Political Origin of Banking Crises and Scarce Credit
|April 14, 2014||Posted by Staff under Editorials|
This 2014 excerpt of the Financial Times, Mar 23, is a review by Martin Sandbu of Fragile by Design: The Political Origins of Banking Crises and Scarce Credit, by Charles Calomiris and Stephen Haber.
In Fragile by Design, Charles Calomiris and Stephen Haber, say that one reason conventional economists did not see the financial crisis coming is that their models are free of politics.
This sweeping account of how banking and politics have always been intertwined spans three centuries and five countries: the UK, the US, Canada, Mexico, and Brazil.
Governments typically need banks when they are running out of money (historically, usually when they were fighting wars) and are forced to bargain with private financiers. These financiers obtain concessions in return for funding a bank to channel credit to the government: in the last US bubble, they consisted of allowing megabank mergers. Banking develops as a rent-seeking racket where the politically powerful divide with bankers the spoils extracted from those outside of this political “coalition”.
The 1930s reforms in the US — the New Deal’s adoption of deposit insurance, mortgage guarantees, and the Glass-Steagall act that split commercial and investment banking — are usually taken to have transformed banking. Haber and Calomiris instead see continuity.
They argue that the old, inefficient system was stable only while low inflation prevailed. As price rises gathered speed from the late 1960s on, a legal ceiling on deposit rates encouraged savers to opt for money market funds, undermining the funding of depositary unit banks.

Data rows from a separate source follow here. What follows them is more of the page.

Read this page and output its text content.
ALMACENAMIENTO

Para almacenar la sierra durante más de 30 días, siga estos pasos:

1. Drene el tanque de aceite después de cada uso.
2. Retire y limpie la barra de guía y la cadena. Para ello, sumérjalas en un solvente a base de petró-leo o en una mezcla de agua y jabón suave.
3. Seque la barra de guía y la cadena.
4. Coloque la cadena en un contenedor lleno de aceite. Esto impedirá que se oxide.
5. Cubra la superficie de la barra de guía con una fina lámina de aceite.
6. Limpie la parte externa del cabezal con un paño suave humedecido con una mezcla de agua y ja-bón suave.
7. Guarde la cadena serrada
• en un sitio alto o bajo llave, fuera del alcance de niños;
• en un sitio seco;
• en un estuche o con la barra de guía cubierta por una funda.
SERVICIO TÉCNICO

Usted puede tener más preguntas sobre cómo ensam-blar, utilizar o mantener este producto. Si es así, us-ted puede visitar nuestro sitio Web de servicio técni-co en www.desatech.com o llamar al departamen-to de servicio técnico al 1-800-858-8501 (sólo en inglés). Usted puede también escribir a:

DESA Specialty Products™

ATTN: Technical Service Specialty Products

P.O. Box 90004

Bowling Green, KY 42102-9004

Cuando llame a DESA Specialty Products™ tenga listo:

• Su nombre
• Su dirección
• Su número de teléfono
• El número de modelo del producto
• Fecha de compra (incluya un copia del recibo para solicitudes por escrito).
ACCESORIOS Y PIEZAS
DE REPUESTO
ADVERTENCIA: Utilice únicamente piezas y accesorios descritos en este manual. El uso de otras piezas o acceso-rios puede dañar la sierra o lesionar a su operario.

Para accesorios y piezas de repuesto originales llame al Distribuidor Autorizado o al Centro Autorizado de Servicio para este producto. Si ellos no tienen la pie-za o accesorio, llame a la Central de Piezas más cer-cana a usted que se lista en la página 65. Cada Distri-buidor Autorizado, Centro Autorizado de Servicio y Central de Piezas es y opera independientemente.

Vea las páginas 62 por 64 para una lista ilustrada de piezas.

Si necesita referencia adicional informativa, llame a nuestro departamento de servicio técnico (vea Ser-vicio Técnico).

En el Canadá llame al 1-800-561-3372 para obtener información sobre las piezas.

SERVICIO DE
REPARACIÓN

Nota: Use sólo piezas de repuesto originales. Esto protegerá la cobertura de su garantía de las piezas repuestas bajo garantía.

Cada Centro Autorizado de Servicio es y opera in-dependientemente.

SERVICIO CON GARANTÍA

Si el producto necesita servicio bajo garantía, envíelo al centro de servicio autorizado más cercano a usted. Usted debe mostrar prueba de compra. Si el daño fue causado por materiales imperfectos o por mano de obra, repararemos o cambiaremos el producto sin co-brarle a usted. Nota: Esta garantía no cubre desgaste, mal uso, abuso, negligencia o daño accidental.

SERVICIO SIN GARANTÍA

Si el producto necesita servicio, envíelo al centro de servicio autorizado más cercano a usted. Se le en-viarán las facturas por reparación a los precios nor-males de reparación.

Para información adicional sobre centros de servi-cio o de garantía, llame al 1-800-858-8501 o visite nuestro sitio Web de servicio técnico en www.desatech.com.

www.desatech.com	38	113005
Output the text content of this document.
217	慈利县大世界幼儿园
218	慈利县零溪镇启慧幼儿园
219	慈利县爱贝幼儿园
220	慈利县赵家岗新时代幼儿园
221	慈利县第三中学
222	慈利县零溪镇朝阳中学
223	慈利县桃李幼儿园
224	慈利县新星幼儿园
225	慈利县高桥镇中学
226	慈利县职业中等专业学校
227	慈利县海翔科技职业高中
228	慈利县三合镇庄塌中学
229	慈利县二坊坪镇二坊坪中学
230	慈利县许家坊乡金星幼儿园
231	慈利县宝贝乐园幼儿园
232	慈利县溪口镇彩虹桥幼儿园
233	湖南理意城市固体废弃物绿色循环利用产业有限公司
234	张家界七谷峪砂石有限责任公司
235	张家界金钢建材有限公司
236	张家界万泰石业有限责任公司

Ed. Notes: Economists shy away from politics because the powerful, who get their riches from ownership, can make life difficult for anyone who wants to study who does the work and who gets the rewards in a rigorous, scientific way. The whole raison d’etre of government throughout history has been to funnel wealth from workers to owners. Indeed, up until relatively recently, landowners were the government, and still are indirectly (more direct in England where they still have a House of [Land]Lords). The few researchers who did study ownership and receivership of rents objectively had no trouble at all predicting the last recession. Our own Fred Foldvary gave a reliable forecast in these pages and even before that he did an academic journal. England’s Harrison and Australia’s Anderson also went out on a limb and were far more accurate than ones who get all the press. If only the Financial Times would write about them!